Algorithms, Graph Theory and the Solution of Laplacian Linear Equations
We survey several fascinating concepts and algorithms in graph theory that arise in the design of fast algorithms for solving linear equations in the Laplacian matrices of graphs. We will begin by explaining why linear equations in these matrices are so interesting.
The problem of solving linear equations in these matrices motivates a new notion of what it means for one graph to approximate another. This leads to a problem of graph sparsification--the approximation of a graph by a sparser graph. Our algorithms for solving Laplacian linear equations will exploit surprisingly strong approximations of graphs by sparse graphs, and even by trees.
We will survey the roles that spectral graph theory, random matrix theory, graph sparsification, low-stretch spanning trees and local clustering algorithm play in the design of fast algorithms for solving Laplacian linear equations.

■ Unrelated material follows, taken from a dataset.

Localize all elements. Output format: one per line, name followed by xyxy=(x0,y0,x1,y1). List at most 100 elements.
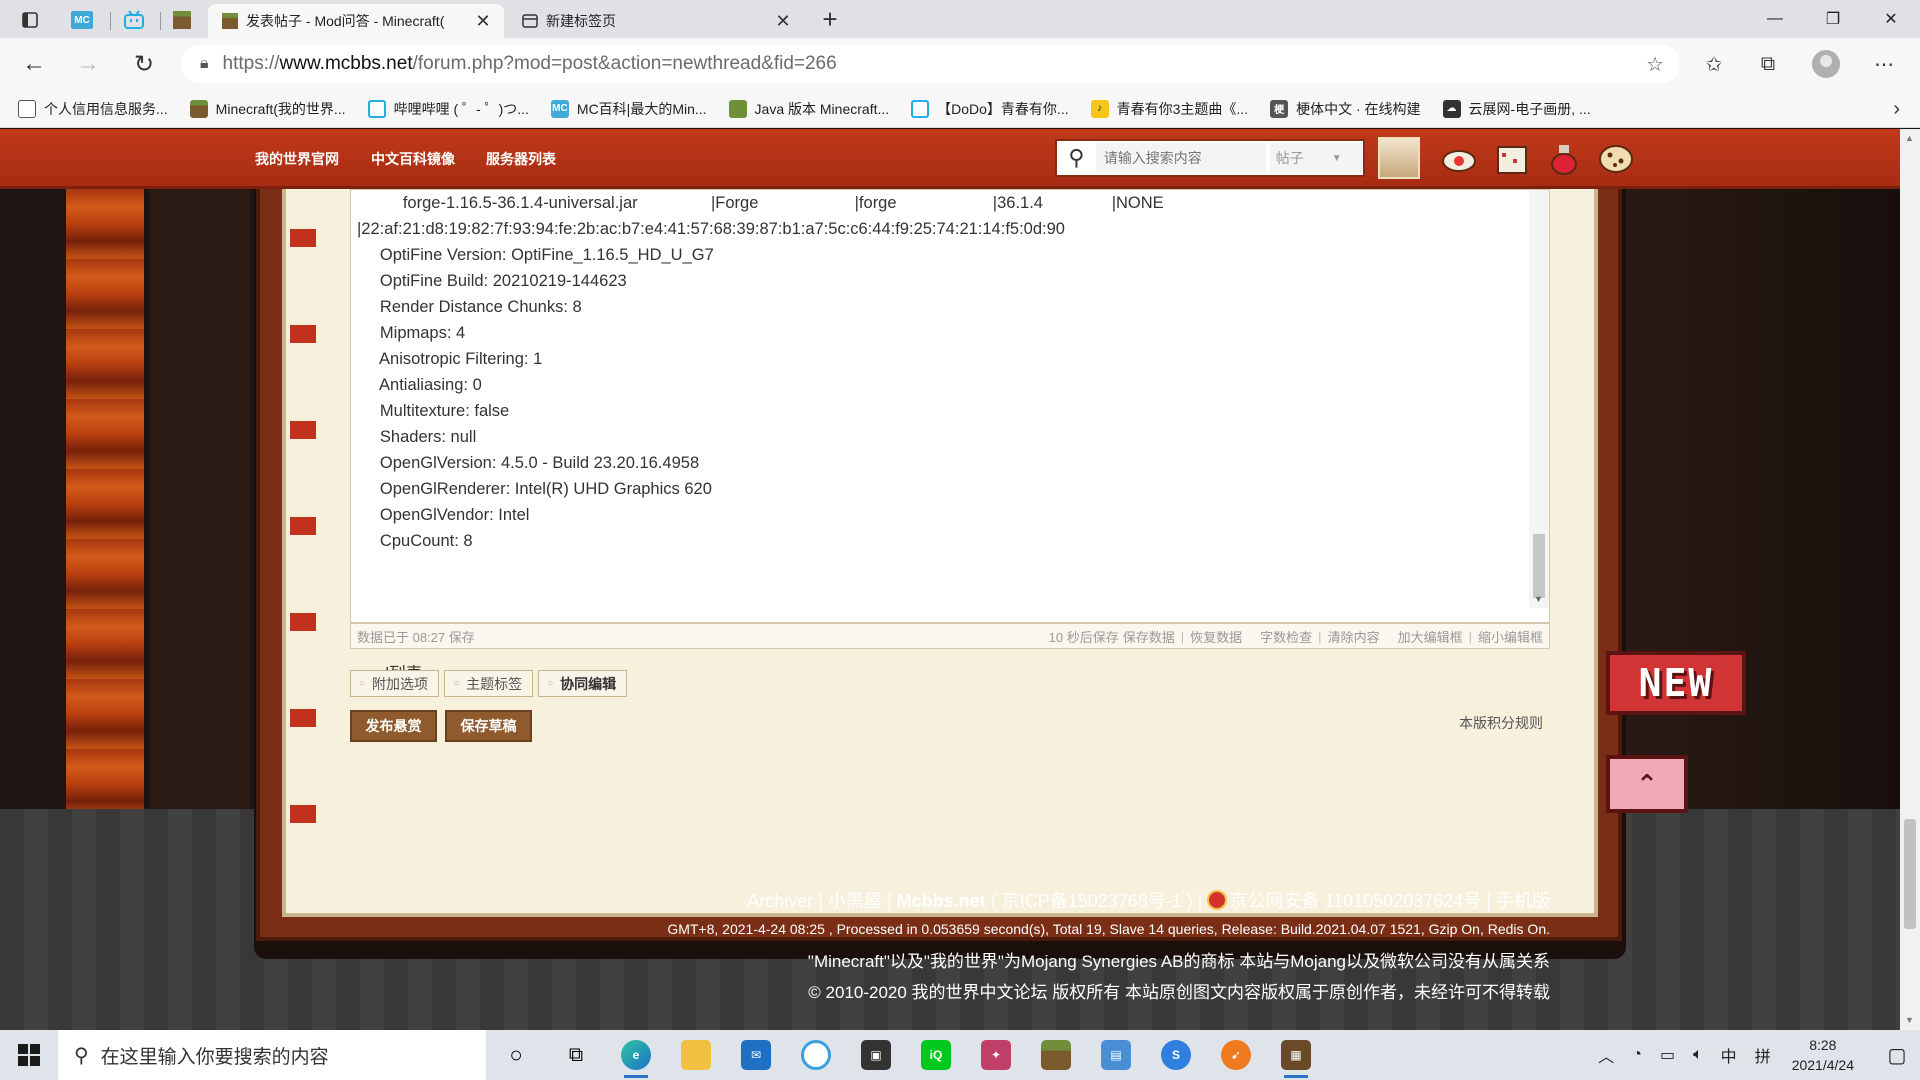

Daniel Alan Spielman received his B.A. in Mathematics and Computer Science from Yale in 1992, and his Ph.D in Applied Mathematics from M.I.T. in 1995. He spent a year as a NSF Mathematical Sciences Postdoc in the Computer Science Department at U.C. Berkeley, and then taught in the Applied Mathematics Department at M.I.T. until 2005. Since 2006, he has been a Professor of Applied Mathematics and Computer Science at Yale University.
The awards he has received include the 1995 ACM Doctoral Dissertation Award, the 2002 IEEE Information Theory Paper Award, the 2008 Godel Prize, the 2009 Fulkerson Prize and the 2010 Nevanlinna Prize. His main research interests include the design and analysis of algorithms, graph theory, machine learning, error-correcting codes and combinatorial scientific computing.